Accelerating Financial Market Server Through Hybrid List Design (abstract Only)
Haohuan Fu,Conghui He,Huabin Ruan,Itay Greenspon,Wayne Luk,Yongkang Zheng,Junfeng Liao,Qing Zhang,Guangwen Yang
DOI: https://doi.org/10.1145/3020078.3021775
2017-01-01
Abstract:The financial market server in exchanges aims to maintain the order books and provide real time market data feeds to traders. Low-latency processing is in a great demand in financial trading. Although software solutions provide the flexibility to express algorithms in high-level programming models and to recompile quickly, it is becoming increasingly uncompetitive due to the long and unpredictable response time. Nowadays, Field Programmable Gate Arrays (FPGAs) have been proved to be an established technology for achieving a low and constant latency for processing streaming packets in a hardware accelerated way. However, maintaining order books on FPGAs involves organizing packets into GBs of structural data information as well as complicated routines (sort, insertion, deletion, etc.), which is extremely challenging to FPGA designs in both design methodology and memory volume. Thus existing FPGA designs often leave the post-processing part to the CPUs. However, it largely cancels the latency gain of the network packet processing part.
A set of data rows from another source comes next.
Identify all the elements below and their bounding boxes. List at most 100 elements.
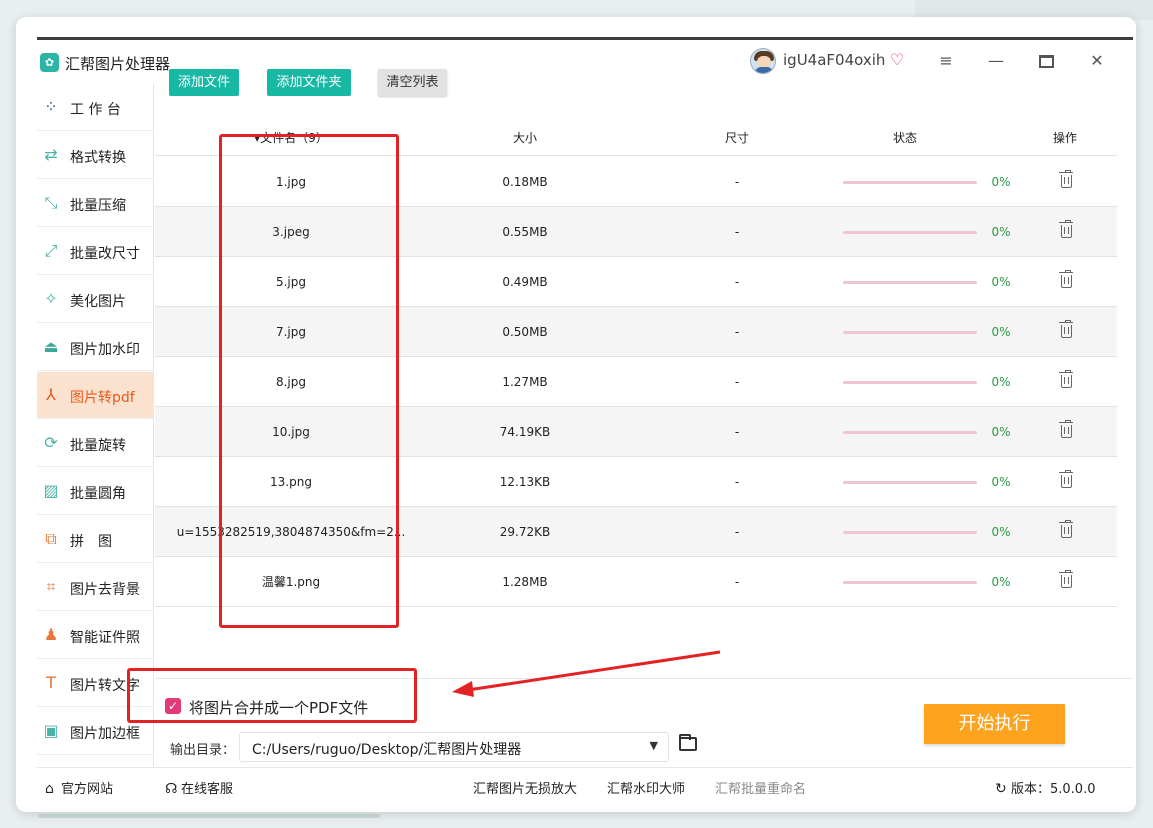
delete-button[interactable] [1051,407,1081,457]
product-link-watermark[interactable]: 汇帮水印大师 [607,778,685,797]
table-row[interactable]: 8.jpg 1.27MB - 0% [155,357,1117,407]
sidebar-item-8[interactable]: ⟳ 批量旋转 [37,420,154,467]
file-name: 5.jpg [275,275,307,289]
beautify-icon: ✧ [44,289,58,308]
header-size[interactable]: 大小 [463,106,587,156]
file-size: 0.55MB [502,225,548,239]
sidebar-item-label: 批量旋转 [70,438,126,454]
sidebar-item-4[interactable]: ⤢ 批量改尺寸 [37,228,154,275]
sidebar-item-1[interactable]: ⁘ 工 作 台 [37,84,154,131]
add-folder-button[interactable]: 添加文件夹 [267,69,351,96]
app-title: 汇帮图片处理器 [65,55,171,73]
minimize-icon[interactable]: — [984,50,1008,72]
delete-button[interactable] [1051,307,1081,357]
file-size: 0.18MB [502,175,548,189]
file-name: 温馨1.png [261,575,321,589]
table-row[interactable]: 温馨1.png 1.28MB - 0% [155,557,1117,607]
table-row[interactable]: u=1553282519,3804874350&fm=2... 29.72KB - 0… [155,507,1117,557]
delete-button[interactable] [1051,357,1081,407]
file-dimension: - [734,525,740,539]
version-info[interactable]: ↻ 版本：5.0.0.0 [995,778,1095,797]
delete-button[interactable] [1051,507,1081,557]
sidebar-item-3[interactable]: ⤡ 批量压缩 [37,180,154,227]
close-icon[interactable]: ✕ [1085,50,1109,72]
file-dimension: - [734,175,740,189]
add-file-button[interactable]: 添加文件 [169,69,239,96]
sidebar-item-14[interactable]: ▣ 图片加边框 [37,708,154,755]
file-name: 10.jpg [272,425,310,439]
table-row[interactable]: 1.jpg 0.18MB - 0% [155,157,1117,207]
progress-percent: 0% [991,225,1011,239]
app-window: ✿ 汇帮图片处理器 igU4aF04oxih ♡ ≡ — ✕ ⁘ 工 作 台 ⇄ 格式… [16,17,1136,812]
progress-percent: 0% [991,275,1011,289]
progress-percent: 0% [991,425,1011,439]
trash-icon [1058,219,1073,238]
delete-button[interactable] [1051,207,1081,257]
delete-button[interactable] [1051,557,1081,607]
file-dimension: - [734,225,740,239]
progress-percent: 0% [991,475,1011,489]
sidebar-item-2[interactable]: ⇄ 格式转换 [37,132,154,179]
sidebar-item-5[interactable]: ✧ 美化图片 [37,276,154,323]
header-filename[interactable]: ▾文件名（9） [165,106,417,156]
file-name: u=1553282519,3804874350&fm=2... [176,525,406,539]
progress-percent: 0% [991,575,1011,589]
trash-icon [1058,569,1073,588]
file-size: 74.19KB [499,425,551,439]
sidebar-item-13[interactable]: T 图片转文字 [37,660,154,707]
format-convert-icon: ⇄ [44,145,58,164]
sidebar-item-label: 拼 图 [70,534,112,550]
sidebar-item-label: 图片转pdf [70,390,135,406]
output-dir-select[interactable]: C:/Users/ruguo/Desktop/汇帮图片处理器 ▼ [239,732,669,762]
official-site-link[interactable]: ⌂ 官方网站 [45,778,113,797]
product-link-rename[interactable]: 汇帮批量重命名 [715,778,806,797]
file-size: 1.27MB [502,375,548,389]
online-service-label: 在线客服 [181,782,234,797]
crop-icon: ⌗ [46,577,56,596]
header-dimension[interactable]: 尺寸 [675,106,799,156]
vip-heart-icon[interactable]: ♡ [890,51,908,69]
sidebar-item-label: 批量圆角 [70,486,126,502]
online-service-link[interactable]: ☊ 在线客服 [165,778,233,797]
trash-icon [1058,319,1073,338]
table-row[interactable]: 5.jpg 0.49MB - 0% [155,257,1117,307]
file-name: 7.jpg [275,325,307,339]
footer: ⌂ 官方网站 ☊ 在线客服 汇帮图片无损放大 汇帮水印大师 汇帮批量重命名 ↻ 版本：… [37,767,1133,801]
file-name: 1.jpg [275,175,307,189]
avatar[interactable] [750,48,776,74]
table-row[interactable]: 13.png 12.13KB - 0% [155,457,1117,507]
menu-icon[interactable]: ≡ [934,50,958,72]
delete-button[interactable] [1051,157,1081,207]
product-link-upscale[interactable]: 汇帮图片无损放大 [473,778,577,797]
sidebar-item-7[interactable]: ⅄ 图片转pdf [37,372,154,419]
delete-button[interactable] [1051,257,1081,307]
file-size: 29.72KB [499,525,551,539]
table-header: ▾文件名（9） 大小 尺寸 状态 操作 [155,106,1117,156]
clear-list-button[interactable]: 清空列表 [378,69,447,96]
sidebar-item-10[interactable]: ⧉ 拼 图 [37,516,154,563]
sidebar-item-9[interactable]: ▨ 批量圆角 [37,468,154,515]
sidebar-item-12[interactable]: ♟ 智能证件照 [37,612,154,659]
username[interactable]: igU4aF04oxih [783,51,885,69]
sidebar-item-label: 格式转换 [70,150,126,166]
progress-bar [843,581,977,584]
merge-pdf-label[interactable]: 将图片合并成一个PDF文件 [189,697,368,718]
start-button[interactable]: 开始执行 [924,704,1065,744]
background-decoration [38,814,380,818]
maximize-icon[interactable] [1034,50,1058,72]
sidebar-item-6[interactable]: ⏏ 图片加水印 [37,324,154,371]
table-row[interactable]: 3.jpeg 0.55MB - 0% [155,207,1117,257]
rounded-corner-icon: ▨ [43,481,59,500]
table-row[interactable]: 7.jpg 0.50MB - 0% [155,307,1117,357]
merge-pdf-checkbox[interactable]: ✓ [165,698,181,714]
open-folder-icon[interactable] [679,734,697,751]
delete-button[interactable] [1051,457,1081,507]
trash-icon [1058,169,1073,188]
home-icon: ⌂ [45,781,54,797]
progress-percent: 0% [991,325,1011,339]
version-label: 版本：5.0.0.0 [1011,782,1096,797]
puzzle-icon: ⧉ [45,529,57,548]
table-row[interactable]: 10.jpg 74.19KB - 0% [155,407,1117,457]
sidebar-item-label: 智能证件照 [70,630,140,646]
sidebar-item-11[interactable]: ⌗ 图片去背景 [37,564,154,611]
This paper proposes a CPU-FPGA hybrid list design to accelerate financial market servers that achieve microsecond-level latencies. This paper mainly includes four contributions. First, we design a CPU-FPGA hybrid list with two levels, a small cache list on the FPGA and a large master list at the CPU host. Both lists are sorted with different sorting schemes, where the bitonic sort is applied to the cache list while a balanced tree is used to maintain the master list. Second, in order to effectively update the hybrid sorted list, we derive a complete set of low-latency routines, including insertion, deletion, selection, sorting, etc., providing a low latency at the scale of a few cycles. Third, we propose a non-blocking on-demand synchronization strategy for the cache list and the master list to communicate with each other. Lastly, we integrate the hybrid list as well as other components, such as packets splitting, parsing, processing, etc. to form an industry-level financial market server. Our design is applied in the environment of the China Financial Futures Exchange (CFFEX), demonstrating its functionality and stability by running 600+ hours with hundreds of millions packets per day. Compared with the existing CPU-based solution in CFFEX, our system is able to support identical functionalities while significantly reducing the latency from 100+ microseconds to 2 microseconds, gaining a speedup of 50x.